1) Start the Control Server
Install dependencies (first time only)
npm install
npx playwright install chromium
Launch the control server
npm run control
- Open
http://localhost:3100/control
- Postgres must be running (set
DATABASE_URL).
2) Run a Crawl (Control Page)
Pick a target
- Select a site from the dropdown or paste a URL.
- Use the "Use NHG Health" button for
https://www.nhghealth.com.sg/.
- Confirm the status pill shows "Ready".
Choose a run mode
- Verify Status: fast HTTP check, no snapshots.
- Archive Snapshot: saves HTML + assets for later review.
Monitor and manage
- Watch progress in Recent Jobs and Job Details.
- Pause/resume a crawl if needed.
- Open output files (CSV, links, snapshots) from the job panel.
3) Review Results (Dashboard)
Open the dashboard
- Navigate to
/dashboard.
- Use filters to narrow by site, group, status, and snapshots.
Understand the data
- Summary shows success and error counts.

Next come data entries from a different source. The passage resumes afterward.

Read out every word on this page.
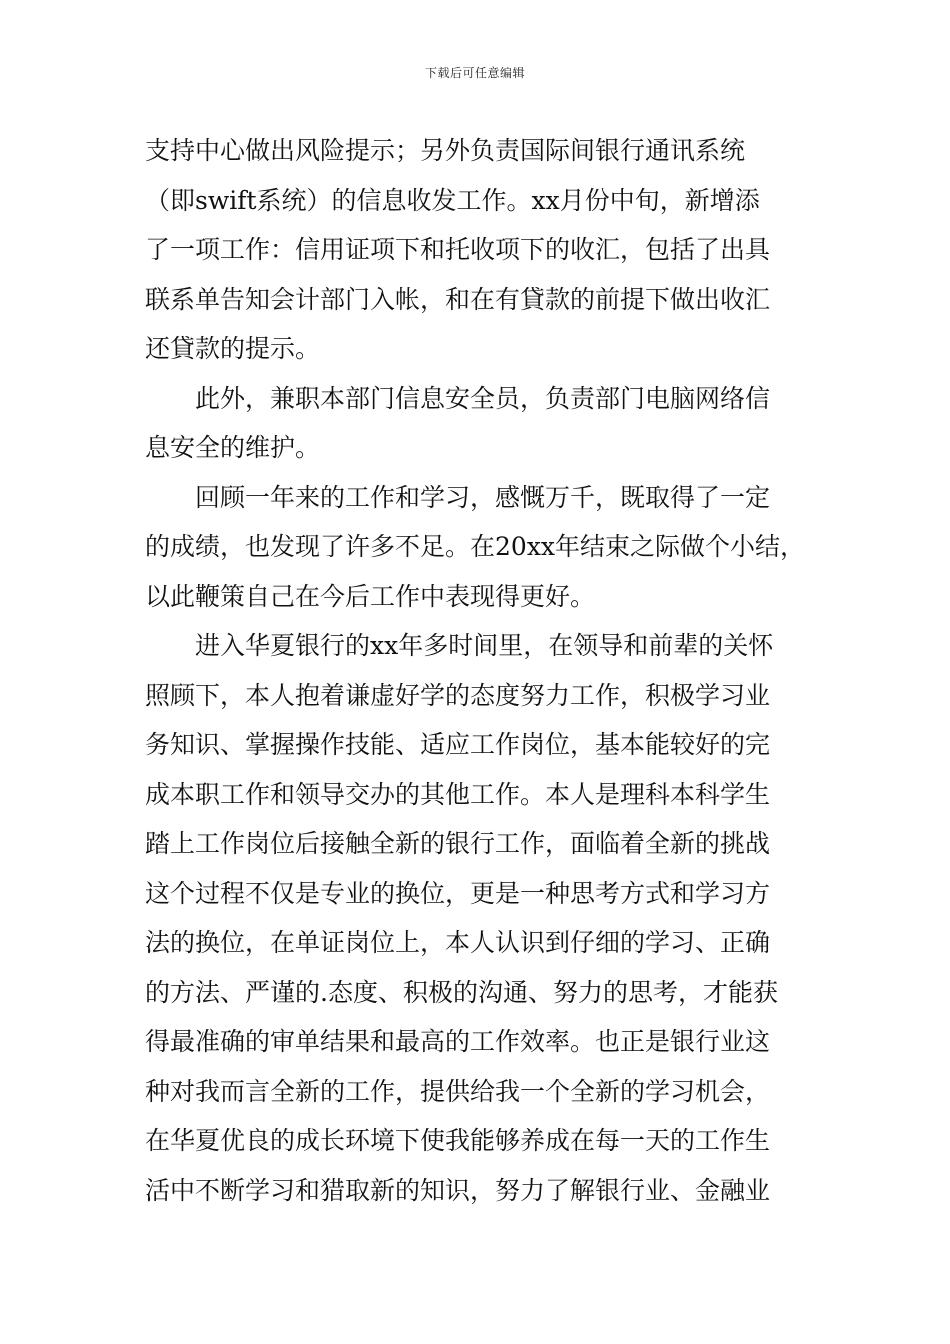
下载后可任意编辑
支持中心做出风险提示；另外负责国际间银行通讯系统
（即swift系统）的信息收发工作。xx月份中旬，新增添
了一项工作：信用证项下和托收项下的收汇，包括了出具
联系单告知会计部门入帐，和在有貸款的前提下做出收汇
还貸款的提示。
此外，兼职本部门信息安全员，负责部门电脑网络信
息安全的维护。
回顾一年来的工作和学习，感慨万千，既取得了一定
的成绩，也发现了许多不足。在20xx年结束之际做个小结，
以此鞭策自己在今后工作中表现得更好。
进入华夏银行的xx年多时间里，在领导和前辈的关怀
照顾下，本人抱着谦虚好学的态度努力工作，积极学习业
务知识、掌握操作技能、适应工作岗位，基本能较好的完
成本职工作和领导交办的其他工作。本人是理科本科学生
踏上工作岗位后接触全新的银行工作，面临着全新的挑战
这个过程不仅是专业的换位，更是一种思考方式和学习方
法的换位，在单证岗位上，本人认识到仔细的学习、正确
的方法、严谨的.态度、积极的沟通、努力的思考，才能获
得最准确的审单结果和最高的工作效率。也正是银行业这
种对我而言全新的工作，提供给我一个全新的学习机会，
在华夏优良的成长环境下使我能够养成在每一天的工作生
活中不断学习和猎取新的知识，努力了解银行业、金融业
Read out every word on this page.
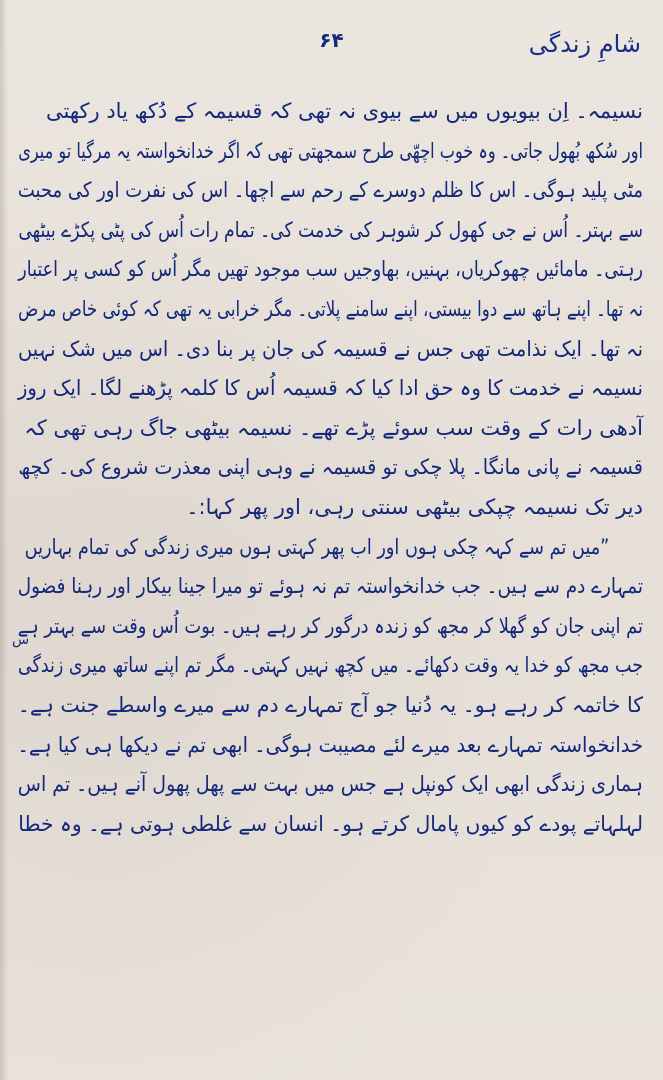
۶۴	شامِ زندگی
س
نسیمہ۔ اِن بیویوں میں سے بیوی نہ تھی کہ قسیمہ کے دُکھ یاد رکھتی
اور سُکھ بُھول جاتی۔ وہ خوب اچھّی طرح سمجھتی تھی کہ اگر خدانخواستہ یہ مرگیا تو میری
مٹی پلید ہوگی۔ اس کا ظلم دوسرے کے رحم سے اچھا۔ اس کی نفرت اور کی محبت
سے بہتر۔ اُس نے جی کھول کر شوہر کی خدمت کی۔ تمام رات اُس کی پٹی پکڑے بیٹھی
رہتی۔ مامائیں چھوکریاں، بہنیں، بھاوجیں سب موجود تھیں مگر اُس کو کسی پر اعتبار
نہ تھا۔ اپنے ہاتھ سے دوا بیستی، اپنے سامنے پلاتی۔ مگر خرابی یہ تھی کہ کوئی خاص مرض
نہ تھا۔ ایک نذامت تھی جس نے قسیمہ کی جان پر بنا دی۔ اس میں شک نہیں
نسیمہ نے خدمت کا وہ حق ادا کیا کہ قسیمہ اُس کا کلمہ پڑھنے لگا۔ ایک روز
آدھی رات کے وقت سب سوئے پڑے تھے۔ نسیمہ بیٹھی جاگ رہی تھی کہ
قسیمہ نے پانی مانگا۔ پلا چکی تو قسیمہ نے وہی اپنی معذرت شروع کی۔ کچھ
دیر تک نسیمہ چپکی بیٹھی سنتی رہی، اور پھر کہا:۔
”میں تم سے کہہ چکی ہوں اور اب پھر کہتی ہوں میری زندگی کی تمام بہاریں
تمہارے دم سے ہیں۔ جب خدانخواستہ تم نہ ہوئے تو میرا جینا بیکار اور رہنا فضول
تم اپنی جان کو گھلا کر مجھ کو زندہ درگور کر رہے ہیں۔ بوت اُس وقت سے بہتر ہے
جب مجھ کو خدا یہ وقت دکھائے۔ میں کچھ نہیں کہتی۔ مگر تم اپنے ساتھ میری زندگی
کا خاتمہ کر رہے ہو۔ یہ دُنیا جو آج تمہارے دم سے میرے واسطے جنت ہے۔
خدانخواستہ تمہارے بعد میرے لئے مصیبت ہوگی۔ ابھی تم نے دیکھا ہی کیا ہے۔
ہماری زندگی ابھی ایک کونپل ہے جس میں بہت سے پھل پھول آنے ہیں۔ تم اس
لہلہاتے پودے کو کیوں پامال کرتے ہو۔ انسان سے غلطی ہوتی ہے۔ وہ خطا
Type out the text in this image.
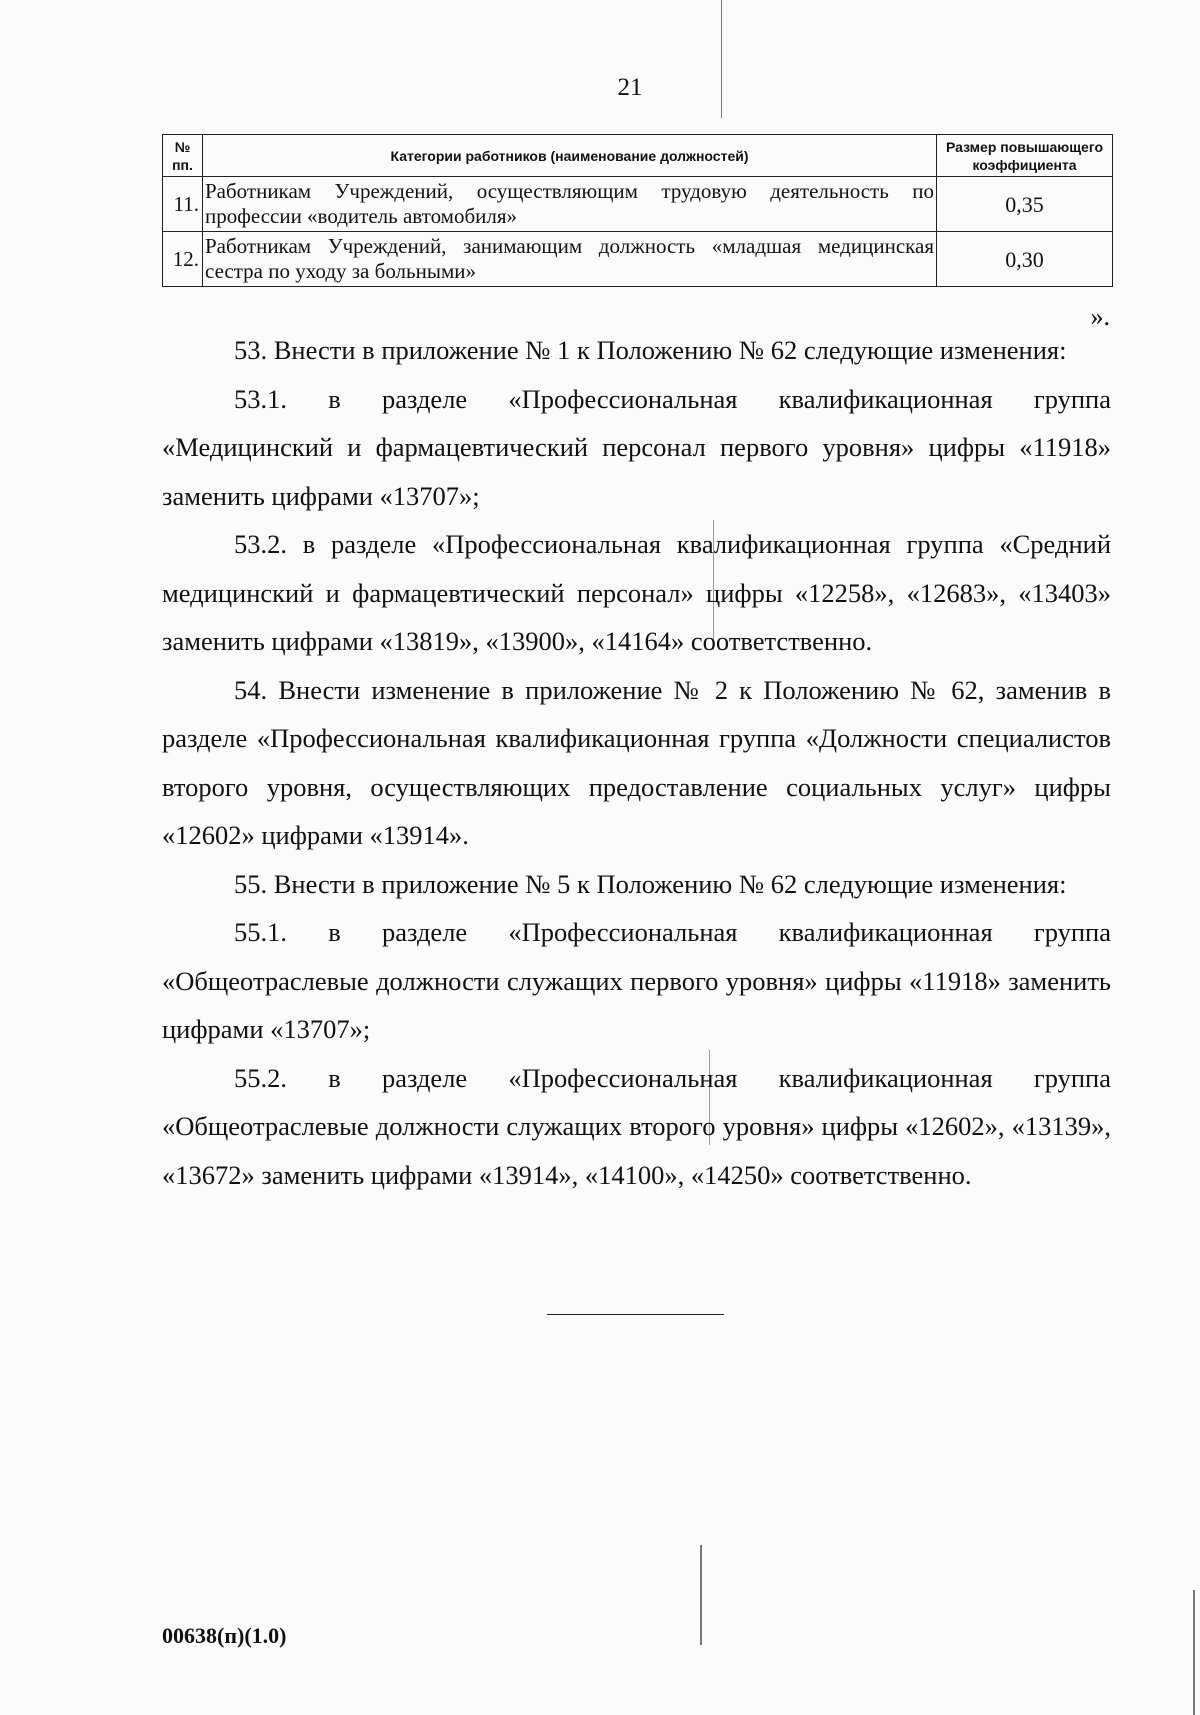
21
№ пп.	Категории работников (наименование должностей)	Размер повышающего коэффициента
11.	Работникам Учреждений, осуществляющим трудовую деятельность по профессии «водитель автомобиля»	0,35
12.	Работникам Учреждений, занимающим должность «младшая медицинская сестра по уходу за больными»	0,30
».

53. Внести в приложение № 1 к Положению № 62 следующие изменения:

53.1. в разделе «Профессиональная квалификационная группа «Медицинский и фармацевтический персонал первого уровня» цифры «11918» заменить цифрами «13707»;

53.2. в разделе «Профессиональная квалификационная группа «Средний медицинский и фармацевтический персонал» цифры «12258», «12683», «13403» заменить цифрами «13819», «13900», «14164» соответственно.

54. Внести изменение в приложение № 2 к Положению № 62, заменив в разделе «Профессиональная квалификационная группа «Должности специалистов второго уровня, осуществляющих предоставление социальных услуг» цифры «12602» цифрами «13914».

55. Внести в приложение № 5 к Положению № 62 следующие изменения:

55.1. в разделе «Профессиональная квалификационная группа «Общеотраслевые должности служащих первого уровня» цифры «11918» заменить цифрами «13707»;

55.2. в разделе «Профессиональная квалификационная группа «Общеотраслевые должности служащих второго уровня» цифры «12602», «13139», «13672» заменить цифрами «13914», «14100», «14250» соответственно.

00638(п)(1.0)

- Results table lists each crawled URL.
- Root Links section shows discovered top-level links.
4) Migration Analytics
Generate comparison data
- Run the comparison script to create migration reports.
- Example:
node migration-compare.js
- Reports are written to
migration-reports/.
- To load existing reports into Postgres:
npm run import:migration-reports.
Use the migration views
- Status:
/migration/status
- Comparison:
/migration/report
- Verification:
/migration/verification
Import baseline page lists
- Load
URL/*.csv into Postgres for Status tracking.
- Run:
npm run import:migration
Troubleshooting
- Missing data? Ensure the crawl finished and outputs exist in
runs/.
- No progress? The crawler writes state every few pages; wait a moment.
- Migration reports empty? Re-run
migration-compare.js.